CREATE TABLE TableName
([Id] int, [Fund] varchar(1), [Date] datetime, [Amount] int)
;
INSERT INTO TableName
([Id], [Fund], [Date], [Amount])
VALUES
(1, 'A', '2015-01-28 00:00:00', 250),
(2, 'A', '2015-01-28 00:00:00', 300),
(3, 'A', '2015-03-30 00:00:00', 400),
(4, 'A', '2015-03-30 00:00:00', 200),
(5, 'B', '2015-04-01 00:00:00', 500),
(6, 'B', '2015-04-01 00:00:00', 600)
;
this query using GROUP BY works:
SELECT MIN(Id) AS Id,
MIN(Fund) AS Fund,
[Date],
SUM(Amount) AS SumOfAmount
FROM dbo.TableName t
WHERE [Date] IN ('01/28/2015','03/30/2015','04/01/2015')
GROUP BY [Date]
Demo
Initially i have used Row_number and month function to pick max date of every month and in 2nd cte i did sum of amounts and joined them..may be this result set matches your out put
declare #t table (Id int,Fund Varchar(1),Dated date,amount int)
insert into #t (id,Fund,dated,amount) values (1,'A','01/20/2015',250),
(2,'A','01/28/2015',300),
(3,'A','03/20/2015',400),
(4,'A','03/30/2015',200),
(5,'B','04/01/2015',600),
(6,'B','04/01/2015',500)
;with cte as (
select ID,Fund,Amount,Dated,ROW_NUMBER() OVER
(PARTITION BY DATEDIFF(MONTH, '20000101', dated)ORDER BY dated desc)AS RN from #t
group by ID,Fund,DATED,Amount
),
CTE2 AS
(select SUM(amount)Amt from #t
GROUP BY MONTH(dated))
,CTE3 AS
(Select Amt,ROW_NUMBER()OVER (ORDER BY amt)R from cte2)
,CTE4 AS
(
Select DISTINCT C.ID As ID,
C.Fund As Fund,
C.Dated As Dated
,ROW_NUMBER()OVER (PARTITION BY RN ORDER BY (SELECT NULL))R
from cte C INNER JOIN CTE3 CC ON c.RN = CC.R
Where C.RN = 1
GROUP BY C.ID,C.Fund,C.RN,C.Dated )
select C.R,C.Fund,C.Dated,cc.Amt from CTE4 C INNER JOIN CTE3 CC
ON c.R = cc.R
declare #TableName table([Id] int, [Fund] varchar(1), [Date] datetime, [Amount] int)
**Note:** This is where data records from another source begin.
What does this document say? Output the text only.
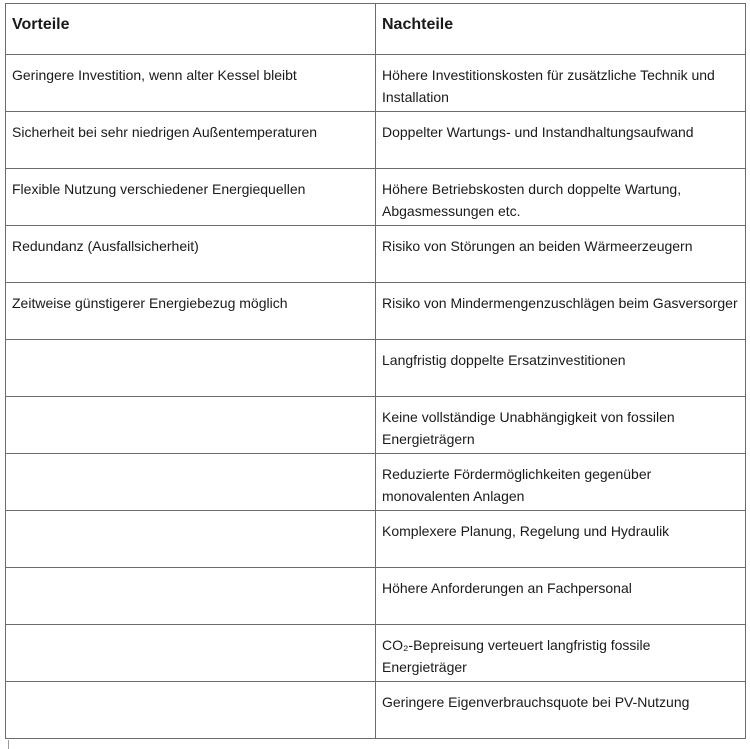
Vorteile	Nachteile
Geringere Investition, wenn alter Kessel bleibt	Höhere Investitionskosten für zusätzliche Technik und Installation
Sicherheit bei sehr niedrigen Außentemperaturen	Doppelter Wartungs- und Instandhaltungsaufwand
Flexible Nutzung verschiedener Energiequellen	Höhere Betriebskosten durch doppelte Wartung, Abgasmessungen etc.
Redundanz (Ausfallsicherheit)	Risiko von Störungen an beiden Wärmeerzeugern
Zeitweise günstigerer Energiebezug möglich	Risiko von Mindermengenzuschlägen beim Gasversorger
	Langfristig doppelte Ersatzinvestitionen
	Keine vollständige Unabhängigkeit von fossilen Energieträgern
	Reduzierte Fördermöglichkeiten gegenüber monovalenten Anlagen
	Komplexere Planung, Regelung und Hydraulik
	Höhere Anforderungen an Fachpersonal
	CO₂-Bepreisung verteuert langfristig fossile Energieträger
	Geringere Eigenverbrauchsquote bei PV-Nutzung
declare #Sample table([SampleDate] datetime)
INSERT INTO #TableName
([Id], [Fund], [Date], [Amount])
VALUES
(1, 'A', '20150120 00:00:00', 250),
(2, 'A', '20150128 00:00:00', 300),
(3, 'A', '20150320 00:00:00', 400),
(4, 'A', '20150330 00:00:00', 200),
(5, 'B', '20150401 00:00:00', 500),
(6, 'B', '20150401 00:00:00', 600)
INSERT INTO #Sample ([SampleDate])
values ('20150128 00:00:00'), ('20150330 00:00:00'), ('20150401 00:00:00')
-- select * from #TableName
-- select * from #Sample
;WITH groups AS (
SELECT [Fund], [Date], [AMOUNT], MIN([SampleDate]) [SampleDate] FROM #TableName
JOIN #Sample ON [Date] <= [SampleDate]
GROUP BY [Fund], [Date], [AMOUNT])
SELECT [Fund], [SampleDate], SUM([AMOUNT]) FROM groups
GROUP BY [Fund], [SampleDate]
Explanation:
The CTE groups finds the earliest SampleDate which is later than (or equals to) your
data's date and enriches your data accordingly, thus giving them the group to be summed up in.
After that, you can group on the derived date.